Tapping other senses for the visually impaired
The BBC has an article on Georgie, a suite of applications to improve smartphone usage for those with visual impairment.
Georgie from Granite 5 on Vimeo.
Developed by husband and wife Roger and Margaret Wilson-Hinds, Georgie is named after Margaret’s first guide dog. Both are visually impaired themselves and have created a user experience specifically tailored for the needs of this market, as well as applications designed to assist with every day tasks. These include using geo-tagging and audio prompts to avoid locations with dangerous obstacles and using voice recognition to dictate replies to blog posts.
Georgie works on Android devices and offers a particularly high level of integration between its applications, providing a complete user experience for the visually impaired. The interface recognises where a finger is being dragged on the screen, waits for the user to pause above a certain area and, after a beep notification, reads back the text of what’s beneath their finger tip.
The company is run as a not-for-profit social enterprise. Users can purchase a smartphone with Georgie pre-installed for GBP 299 or download the app to an existing Android device for GBP 149.

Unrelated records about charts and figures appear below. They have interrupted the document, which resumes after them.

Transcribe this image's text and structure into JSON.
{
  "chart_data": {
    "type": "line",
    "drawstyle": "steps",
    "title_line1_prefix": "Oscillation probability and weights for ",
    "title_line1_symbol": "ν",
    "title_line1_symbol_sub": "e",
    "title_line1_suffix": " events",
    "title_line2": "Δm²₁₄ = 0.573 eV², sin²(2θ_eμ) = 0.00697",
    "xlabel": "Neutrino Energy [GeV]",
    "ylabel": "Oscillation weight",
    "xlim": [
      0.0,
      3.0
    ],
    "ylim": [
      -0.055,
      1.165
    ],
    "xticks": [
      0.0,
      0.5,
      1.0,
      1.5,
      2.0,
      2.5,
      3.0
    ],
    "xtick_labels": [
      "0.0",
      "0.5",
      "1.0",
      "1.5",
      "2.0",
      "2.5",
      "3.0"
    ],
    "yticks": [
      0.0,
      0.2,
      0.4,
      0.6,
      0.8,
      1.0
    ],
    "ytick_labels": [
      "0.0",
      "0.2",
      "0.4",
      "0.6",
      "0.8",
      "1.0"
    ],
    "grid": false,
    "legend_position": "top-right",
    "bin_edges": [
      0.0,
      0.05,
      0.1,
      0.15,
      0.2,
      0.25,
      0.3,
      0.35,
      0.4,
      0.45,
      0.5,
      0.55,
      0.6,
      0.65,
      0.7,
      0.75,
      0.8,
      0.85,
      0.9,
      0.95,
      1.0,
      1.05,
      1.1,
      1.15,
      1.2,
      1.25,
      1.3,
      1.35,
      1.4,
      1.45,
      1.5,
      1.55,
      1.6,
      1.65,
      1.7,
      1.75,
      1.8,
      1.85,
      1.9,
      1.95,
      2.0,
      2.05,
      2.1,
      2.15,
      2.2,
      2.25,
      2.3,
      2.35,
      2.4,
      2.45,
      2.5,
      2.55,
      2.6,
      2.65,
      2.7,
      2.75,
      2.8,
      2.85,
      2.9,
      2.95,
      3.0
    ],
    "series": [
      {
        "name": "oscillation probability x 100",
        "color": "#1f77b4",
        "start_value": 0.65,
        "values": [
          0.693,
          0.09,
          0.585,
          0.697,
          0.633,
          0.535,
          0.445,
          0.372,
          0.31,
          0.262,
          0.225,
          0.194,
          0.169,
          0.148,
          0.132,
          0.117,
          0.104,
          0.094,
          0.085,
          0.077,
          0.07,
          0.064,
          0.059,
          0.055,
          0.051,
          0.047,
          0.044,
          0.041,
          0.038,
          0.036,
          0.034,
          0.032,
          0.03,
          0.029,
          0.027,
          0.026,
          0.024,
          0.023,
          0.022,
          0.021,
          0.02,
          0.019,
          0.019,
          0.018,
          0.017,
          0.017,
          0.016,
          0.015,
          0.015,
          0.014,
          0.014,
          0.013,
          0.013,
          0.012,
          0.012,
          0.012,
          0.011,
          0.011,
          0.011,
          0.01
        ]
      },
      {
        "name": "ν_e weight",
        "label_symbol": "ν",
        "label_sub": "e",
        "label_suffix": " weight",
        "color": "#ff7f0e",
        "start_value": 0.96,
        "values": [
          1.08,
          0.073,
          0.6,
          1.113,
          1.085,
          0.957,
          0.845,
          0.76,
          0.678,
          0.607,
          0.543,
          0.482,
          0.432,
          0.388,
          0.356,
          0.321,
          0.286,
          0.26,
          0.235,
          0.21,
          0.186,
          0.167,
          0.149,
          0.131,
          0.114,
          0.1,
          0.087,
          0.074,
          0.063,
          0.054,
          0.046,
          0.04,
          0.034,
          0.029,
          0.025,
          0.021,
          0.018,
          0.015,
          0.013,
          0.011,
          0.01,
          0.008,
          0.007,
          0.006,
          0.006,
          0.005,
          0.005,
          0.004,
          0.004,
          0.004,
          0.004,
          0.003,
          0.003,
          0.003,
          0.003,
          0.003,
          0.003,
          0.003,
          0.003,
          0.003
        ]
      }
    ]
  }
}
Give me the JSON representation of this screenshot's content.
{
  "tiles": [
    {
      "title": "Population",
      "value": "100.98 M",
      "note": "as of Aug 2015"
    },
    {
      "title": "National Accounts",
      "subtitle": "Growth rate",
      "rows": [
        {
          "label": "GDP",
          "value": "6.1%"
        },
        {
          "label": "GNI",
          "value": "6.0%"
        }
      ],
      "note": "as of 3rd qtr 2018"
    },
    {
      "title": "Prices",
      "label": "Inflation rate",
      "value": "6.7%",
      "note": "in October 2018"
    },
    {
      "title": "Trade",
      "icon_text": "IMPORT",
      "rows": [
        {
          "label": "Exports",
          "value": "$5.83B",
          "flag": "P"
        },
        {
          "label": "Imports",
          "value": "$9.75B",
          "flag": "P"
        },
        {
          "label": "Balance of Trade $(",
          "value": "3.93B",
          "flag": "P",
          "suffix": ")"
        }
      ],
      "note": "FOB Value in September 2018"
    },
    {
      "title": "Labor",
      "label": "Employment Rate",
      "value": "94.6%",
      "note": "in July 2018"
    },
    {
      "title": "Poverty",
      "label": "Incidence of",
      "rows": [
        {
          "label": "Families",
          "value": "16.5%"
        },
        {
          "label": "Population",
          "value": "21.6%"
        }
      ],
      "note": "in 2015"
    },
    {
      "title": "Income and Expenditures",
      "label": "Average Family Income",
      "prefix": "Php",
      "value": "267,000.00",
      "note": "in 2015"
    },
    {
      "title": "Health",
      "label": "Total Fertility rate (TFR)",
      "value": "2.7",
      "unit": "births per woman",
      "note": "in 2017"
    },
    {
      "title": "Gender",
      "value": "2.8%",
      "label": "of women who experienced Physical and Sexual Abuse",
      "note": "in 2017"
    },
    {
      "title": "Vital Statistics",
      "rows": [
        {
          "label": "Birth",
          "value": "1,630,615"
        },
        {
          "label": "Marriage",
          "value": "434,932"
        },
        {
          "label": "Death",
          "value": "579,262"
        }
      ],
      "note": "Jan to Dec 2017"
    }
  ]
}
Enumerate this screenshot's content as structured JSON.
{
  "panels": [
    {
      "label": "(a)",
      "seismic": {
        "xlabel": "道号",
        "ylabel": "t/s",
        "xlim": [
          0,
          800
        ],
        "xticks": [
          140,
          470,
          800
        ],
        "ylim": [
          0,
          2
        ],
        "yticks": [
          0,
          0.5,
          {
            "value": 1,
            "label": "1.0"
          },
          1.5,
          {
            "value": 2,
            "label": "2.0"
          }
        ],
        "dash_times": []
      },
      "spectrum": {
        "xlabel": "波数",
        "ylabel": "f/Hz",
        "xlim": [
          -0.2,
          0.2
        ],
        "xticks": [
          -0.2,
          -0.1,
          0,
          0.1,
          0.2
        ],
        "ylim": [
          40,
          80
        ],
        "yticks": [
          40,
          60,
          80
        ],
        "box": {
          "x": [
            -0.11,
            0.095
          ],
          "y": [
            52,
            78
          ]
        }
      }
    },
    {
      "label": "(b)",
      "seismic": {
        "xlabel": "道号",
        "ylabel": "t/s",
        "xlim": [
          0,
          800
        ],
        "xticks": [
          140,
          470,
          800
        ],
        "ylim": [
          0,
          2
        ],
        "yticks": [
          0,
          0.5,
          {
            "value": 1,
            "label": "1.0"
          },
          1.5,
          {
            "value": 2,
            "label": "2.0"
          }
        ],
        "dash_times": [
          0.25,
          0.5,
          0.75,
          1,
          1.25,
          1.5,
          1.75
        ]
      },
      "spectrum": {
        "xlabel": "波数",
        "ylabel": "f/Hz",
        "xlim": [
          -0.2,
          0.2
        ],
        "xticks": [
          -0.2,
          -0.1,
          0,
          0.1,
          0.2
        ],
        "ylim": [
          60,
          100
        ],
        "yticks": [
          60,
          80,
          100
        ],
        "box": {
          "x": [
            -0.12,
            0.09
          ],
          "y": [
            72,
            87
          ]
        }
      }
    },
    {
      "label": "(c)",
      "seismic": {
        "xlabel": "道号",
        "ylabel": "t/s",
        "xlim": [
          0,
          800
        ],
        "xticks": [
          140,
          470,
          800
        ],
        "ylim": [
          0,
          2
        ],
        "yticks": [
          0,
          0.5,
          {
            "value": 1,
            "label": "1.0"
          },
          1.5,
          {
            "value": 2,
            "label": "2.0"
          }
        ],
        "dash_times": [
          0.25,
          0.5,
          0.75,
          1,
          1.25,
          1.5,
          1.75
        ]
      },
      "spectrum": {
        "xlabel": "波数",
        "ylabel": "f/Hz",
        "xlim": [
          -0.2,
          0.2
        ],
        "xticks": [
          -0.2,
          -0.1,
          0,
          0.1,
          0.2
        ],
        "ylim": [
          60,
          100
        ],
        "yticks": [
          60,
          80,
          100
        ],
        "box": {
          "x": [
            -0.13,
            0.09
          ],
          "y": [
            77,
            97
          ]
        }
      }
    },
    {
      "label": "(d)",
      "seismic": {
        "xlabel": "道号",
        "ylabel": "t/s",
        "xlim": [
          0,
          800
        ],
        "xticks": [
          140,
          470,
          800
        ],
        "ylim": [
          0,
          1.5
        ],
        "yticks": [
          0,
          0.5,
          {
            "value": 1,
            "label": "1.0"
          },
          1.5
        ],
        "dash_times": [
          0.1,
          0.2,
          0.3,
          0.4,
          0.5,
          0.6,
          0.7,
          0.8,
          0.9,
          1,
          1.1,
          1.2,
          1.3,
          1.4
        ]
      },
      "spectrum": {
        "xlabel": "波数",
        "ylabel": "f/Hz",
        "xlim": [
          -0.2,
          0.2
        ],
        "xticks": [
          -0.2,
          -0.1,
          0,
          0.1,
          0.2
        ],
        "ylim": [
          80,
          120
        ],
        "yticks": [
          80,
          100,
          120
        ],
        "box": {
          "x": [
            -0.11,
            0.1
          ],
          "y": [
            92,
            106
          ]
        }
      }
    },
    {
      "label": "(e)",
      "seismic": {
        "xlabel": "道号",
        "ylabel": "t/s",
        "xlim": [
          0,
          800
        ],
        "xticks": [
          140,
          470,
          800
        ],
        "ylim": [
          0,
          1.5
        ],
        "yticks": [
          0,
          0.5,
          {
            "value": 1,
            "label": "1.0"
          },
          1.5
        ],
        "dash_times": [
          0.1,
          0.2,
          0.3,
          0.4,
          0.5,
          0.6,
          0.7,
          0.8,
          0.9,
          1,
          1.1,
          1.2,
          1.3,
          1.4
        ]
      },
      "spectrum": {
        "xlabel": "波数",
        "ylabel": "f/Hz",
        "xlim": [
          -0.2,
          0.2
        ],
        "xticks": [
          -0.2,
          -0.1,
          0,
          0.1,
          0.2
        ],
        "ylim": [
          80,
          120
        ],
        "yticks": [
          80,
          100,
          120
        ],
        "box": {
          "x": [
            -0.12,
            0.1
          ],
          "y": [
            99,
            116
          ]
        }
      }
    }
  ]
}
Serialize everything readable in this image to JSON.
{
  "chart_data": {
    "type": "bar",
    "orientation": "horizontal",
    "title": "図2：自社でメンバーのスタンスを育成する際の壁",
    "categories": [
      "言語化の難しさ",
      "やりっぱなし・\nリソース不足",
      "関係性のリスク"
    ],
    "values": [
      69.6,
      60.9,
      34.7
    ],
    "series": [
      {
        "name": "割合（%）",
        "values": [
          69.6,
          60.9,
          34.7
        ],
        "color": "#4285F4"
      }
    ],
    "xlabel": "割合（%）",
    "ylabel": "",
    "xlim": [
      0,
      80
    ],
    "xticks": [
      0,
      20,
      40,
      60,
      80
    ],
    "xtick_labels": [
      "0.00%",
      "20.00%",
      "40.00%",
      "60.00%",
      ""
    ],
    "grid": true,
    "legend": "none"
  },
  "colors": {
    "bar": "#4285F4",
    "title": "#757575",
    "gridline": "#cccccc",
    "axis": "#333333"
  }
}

Accessible user experience has been an ongoing theme since the first MEX event, when Charlotte Grezo, then Director of Corporate Social Responsibility at Vodafone, gave a presentation on how improvements to Vodafone’s accessibility practices had benefited not only those with specific impairments, but also created unexpected benefits for much wider parts of their customer base by reducing complexity.
More recently Gavin Evans and Gary Thomas of the Digital Accessibility Centre gave a fascinating insight at MEX into how visually impaired users experience mobile products. Thomas, who has a visual impairment, talked through a live demonstration where MEX participants could see the on-screen experience of several common activities on the iPad, while he explained what it felt like from his perspective. Evans then went on to explain the guidelines and iterative recommendations their team of disabled user testers are able to make when working with corporate clients to improve UX.
The reliance on audio as the primary interface channel in products like Georgie is of particular interest to MEX Pathway #9, which looks at the role of non-visual senses in user experience. This topic will again be in focus at the next MEX in September 2012, encouraging designers to think beyond the visual dimension when creating mobile interactions, and looking at how haptics and audio can become part of the prototyping process.
Great to see that disabled users are testing new applications. Well done Digital Accessibility Centre.